Yeast with a moderately low dose of histone genes showed a moderate reduction of histone gene expression and significant chromatin stress. Their response to chromatin disruption was changes in the activation of a number of genes that eventually promoted longevity.
In previous work Dang and colleagues had shown that in aging cells chromatin structure progressively falls apart. Histone alterations, such as a decrease in their protein levels, are a characteristic of the aging process, but the researchers showed that if they compensated for this age-related decrease in histone levels by overexpressing certain histone genes they extended the lifespan of aging yeast cells. In this study they discovered that moderately reducing the number of copies of histone genes in young yeast also promoted longevity.
“We have identified a previously unrecognized and unexpected form of stress that triggers a response that benefits the organism,” Yu said. “The mechanism underlying the chromatin stress response generated by moderate reduction of histone dosage is different from the one triggered by histone overexpression we had previously described, as shown by their different profiles of protein expression responses.”

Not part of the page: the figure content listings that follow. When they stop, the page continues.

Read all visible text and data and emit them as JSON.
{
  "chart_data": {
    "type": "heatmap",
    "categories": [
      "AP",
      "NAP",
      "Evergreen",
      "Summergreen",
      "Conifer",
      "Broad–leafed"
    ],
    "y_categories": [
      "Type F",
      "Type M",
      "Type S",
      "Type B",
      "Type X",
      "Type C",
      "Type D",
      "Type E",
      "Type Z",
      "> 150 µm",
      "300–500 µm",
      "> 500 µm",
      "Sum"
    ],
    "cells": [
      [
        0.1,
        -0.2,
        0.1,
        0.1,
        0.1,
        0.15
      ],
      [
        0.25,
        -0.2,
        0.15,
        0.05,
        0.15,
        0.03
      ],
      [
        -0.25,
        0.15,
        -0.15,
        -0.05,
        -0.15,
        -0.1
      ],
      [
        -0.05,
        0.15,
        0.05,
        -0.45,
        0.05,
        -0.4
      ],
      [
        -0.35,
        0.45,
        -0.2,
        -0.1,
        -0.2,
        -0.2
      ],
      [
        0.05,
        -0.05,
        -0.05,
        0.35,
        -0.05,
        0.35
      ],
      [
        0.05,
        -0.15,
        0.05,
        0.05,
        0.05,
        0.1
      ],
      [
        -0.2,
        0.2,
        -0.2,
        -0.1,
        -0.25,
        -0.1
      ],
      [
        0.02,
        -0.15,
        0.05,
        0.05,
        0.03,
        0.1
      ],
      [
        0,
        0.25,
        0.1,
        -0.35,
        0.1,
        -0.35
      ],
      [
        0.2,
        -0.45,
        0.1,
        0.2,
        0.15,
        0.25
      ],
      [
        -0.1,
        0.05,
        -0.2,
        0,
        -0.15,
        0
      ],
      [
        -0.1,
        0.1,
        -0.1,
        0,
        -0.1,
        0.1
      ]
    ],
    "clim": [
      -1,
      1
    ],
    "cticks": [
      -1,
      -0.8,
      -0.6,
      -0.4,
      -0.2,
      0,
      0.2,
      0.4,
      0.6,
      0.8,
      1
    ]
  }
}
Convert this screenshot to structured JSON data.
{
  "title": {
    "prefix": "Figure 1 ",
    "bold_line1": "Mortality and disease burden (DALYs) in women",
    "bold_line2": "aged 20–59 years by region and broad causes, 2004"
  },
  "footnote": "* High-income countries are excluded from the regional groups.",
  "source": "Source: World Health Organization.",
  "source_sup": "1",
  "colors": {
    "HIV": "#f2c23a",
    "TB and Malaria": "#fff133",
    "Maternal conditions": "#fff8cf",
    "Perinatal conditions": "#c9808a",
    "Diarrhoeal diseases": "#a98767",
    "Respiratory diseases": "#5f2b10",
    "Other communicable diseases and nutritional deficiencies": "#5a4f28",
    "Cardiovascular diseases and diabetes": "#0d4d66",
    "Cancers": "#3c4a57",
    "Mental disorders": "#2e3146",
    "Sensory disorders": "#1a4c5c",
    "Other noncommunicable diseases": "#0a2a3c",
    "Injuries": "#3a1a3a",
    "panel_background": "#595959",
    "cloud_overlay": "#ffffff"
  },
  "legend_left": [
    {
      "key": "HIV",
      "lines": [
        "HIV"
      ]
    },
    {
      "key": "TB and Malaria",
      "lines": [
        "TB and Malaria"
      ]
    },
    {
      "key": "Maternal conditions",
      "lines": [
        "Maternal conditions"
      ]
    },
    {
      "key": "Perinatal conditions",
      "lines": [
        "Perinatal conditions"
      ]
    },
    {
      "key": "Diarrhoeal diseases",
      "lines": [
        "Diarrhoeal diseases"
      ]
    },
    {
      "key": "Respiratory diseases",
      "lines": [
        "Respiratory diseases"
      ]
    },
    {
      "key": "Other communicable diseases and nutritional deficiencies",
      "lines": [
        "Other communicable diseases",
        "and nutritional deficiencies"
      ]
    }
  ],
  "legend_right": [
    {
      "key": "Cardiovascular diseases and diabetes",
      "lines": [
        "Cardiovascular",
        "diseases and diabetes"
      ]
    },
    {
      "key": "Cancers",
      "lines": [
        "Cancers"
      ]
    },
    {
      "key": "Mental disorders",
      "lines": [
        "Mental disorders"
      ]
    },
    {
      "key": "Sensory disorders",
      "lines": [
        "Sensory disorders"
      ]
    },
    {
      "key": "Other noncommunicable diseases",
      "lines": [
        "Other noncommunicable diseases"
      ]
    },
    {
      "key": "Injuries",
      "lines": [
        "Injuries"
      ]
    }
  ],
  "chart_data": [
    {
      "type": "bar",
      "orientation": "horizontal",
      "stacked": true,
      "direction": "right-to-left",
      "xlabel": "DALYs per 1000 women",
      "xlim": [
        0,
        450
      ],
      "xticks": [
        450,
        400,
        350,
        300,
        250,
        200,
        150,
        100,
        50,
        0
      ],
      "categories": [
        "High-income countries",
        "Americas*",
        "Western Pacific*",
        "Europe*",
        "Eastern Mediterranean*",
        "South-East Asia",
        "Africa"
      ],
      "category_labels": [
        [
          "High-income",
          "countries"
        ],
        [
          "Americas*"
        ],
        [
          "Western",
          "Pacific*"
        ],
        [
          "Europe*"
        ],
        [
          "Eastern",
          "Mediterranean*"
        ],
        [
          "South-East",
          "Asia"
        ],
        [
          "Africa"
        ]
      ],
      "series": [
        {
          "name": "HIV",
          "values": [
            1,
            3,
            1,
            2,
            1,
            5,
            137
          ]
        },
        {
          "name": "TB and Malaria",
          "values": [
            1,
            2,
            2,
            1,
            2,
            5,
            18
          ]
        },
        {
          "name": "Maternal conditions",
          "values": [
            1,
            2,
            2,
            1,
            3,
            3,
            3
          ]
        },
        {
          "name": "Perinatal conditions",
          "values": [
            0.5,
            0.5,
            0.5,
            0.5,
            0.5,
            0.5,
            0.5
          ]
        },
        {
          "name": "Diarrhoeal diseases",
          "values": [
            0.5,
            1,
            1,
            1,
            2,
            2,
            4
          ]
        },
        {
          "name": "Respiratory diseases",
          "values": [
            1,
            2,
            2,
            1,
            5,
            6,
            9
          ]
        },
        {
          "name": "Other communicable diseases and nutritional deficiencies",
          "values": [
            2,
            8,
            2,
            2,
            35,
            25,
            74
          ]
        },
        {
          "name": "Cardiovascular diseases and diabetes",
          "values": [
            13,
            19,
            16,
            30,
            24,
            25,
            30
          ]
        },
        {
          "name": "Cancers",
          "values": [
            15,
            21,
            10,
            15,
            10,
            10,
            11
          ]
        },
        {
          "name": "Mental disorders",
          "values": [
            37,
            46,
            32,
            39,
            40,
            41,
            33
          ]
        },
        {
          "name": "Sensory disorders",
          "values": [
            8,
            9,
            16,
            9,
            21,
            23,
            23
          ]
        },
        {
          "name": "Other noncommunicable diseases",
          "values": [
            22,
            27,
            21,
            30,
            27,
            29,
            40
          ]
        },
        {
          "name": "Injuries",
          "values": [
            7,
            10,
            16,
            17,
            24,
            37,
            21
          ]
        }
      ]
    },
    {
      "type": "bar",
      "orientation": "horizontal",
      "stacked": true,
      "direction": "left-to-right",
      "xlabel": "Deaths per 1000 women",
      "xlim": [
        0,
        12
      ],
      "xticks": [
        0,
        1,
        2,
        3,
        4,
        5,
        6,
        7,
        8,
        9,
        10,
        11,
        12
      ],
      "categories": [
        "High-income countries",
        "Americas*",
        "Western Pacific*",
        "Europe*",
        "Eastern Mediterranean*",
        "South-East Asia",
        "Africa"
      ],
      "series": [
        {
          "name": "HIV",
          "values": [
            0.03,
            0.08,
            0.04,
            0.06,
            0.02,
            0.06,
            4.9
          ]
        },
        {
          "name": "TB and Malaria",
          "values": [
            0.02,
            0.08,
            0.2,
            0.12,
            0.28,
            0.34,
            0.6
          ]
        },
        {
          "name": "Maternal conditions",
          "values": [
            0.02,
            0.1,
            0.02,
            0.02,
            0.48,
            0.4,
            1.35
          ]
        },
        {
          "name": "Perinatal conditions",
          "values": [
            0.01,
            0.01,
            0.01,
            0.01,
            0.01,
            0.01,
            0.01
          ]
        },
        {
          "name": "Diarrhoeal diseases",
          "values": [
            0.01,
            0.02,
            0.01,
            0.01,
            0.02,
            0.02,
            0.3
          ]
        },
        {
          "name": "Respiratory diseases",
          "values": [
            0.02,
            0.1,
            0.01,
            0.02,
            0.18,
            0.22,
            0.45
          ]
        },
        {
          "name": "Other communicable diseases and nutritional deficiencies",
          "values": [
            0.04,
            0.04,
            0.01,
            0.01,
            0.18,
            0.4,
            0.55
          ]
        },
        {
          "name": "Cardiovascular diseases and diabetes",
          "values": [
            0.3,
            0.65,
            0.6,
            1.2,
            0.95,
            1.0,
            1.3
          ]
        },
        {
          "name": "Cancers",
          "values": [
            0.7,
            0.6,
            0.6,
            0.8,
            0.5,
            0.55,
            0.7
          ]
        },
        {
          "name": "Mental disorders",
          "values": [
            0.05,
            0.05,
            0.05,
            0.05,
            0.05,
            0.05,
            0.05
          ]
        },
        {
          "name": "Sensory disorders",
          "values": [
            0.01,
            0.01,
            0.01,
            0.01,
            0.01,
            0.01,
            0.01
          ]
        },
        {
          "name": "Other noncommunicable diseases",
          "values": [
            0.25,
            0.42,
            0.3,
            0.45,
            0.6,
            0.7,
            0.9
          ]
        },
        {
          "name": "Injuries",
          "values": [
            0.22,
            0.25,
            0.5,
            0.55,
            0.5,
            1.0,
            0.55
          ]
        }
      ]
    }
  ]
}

Dang, Yu and their colleagues found that chromatin stress also occurs in other organisms such as the laboratory worm C. elegans, the fruit fly and mouse embryonic stem cells, and in yeast and C. elegans the chromatin stress response promotes longevity.
“Our findings suggest that the chromatin stress response may also be present in other organisms. If present in humans, it would offer new possibilities to intervene in the aging process,” Dang said.
Other contributors of this work include Luyang Sun and Yu Sun at Baylor College of Medicine, and Xin Han and Lidong Qin at Houston Methodist Research Institute.
Funding for this study was provided by the National Institutes of Health (grants R00AG037646, R01AG052507), CPRIT (award R1306) and a BCM Cullen Scholarship.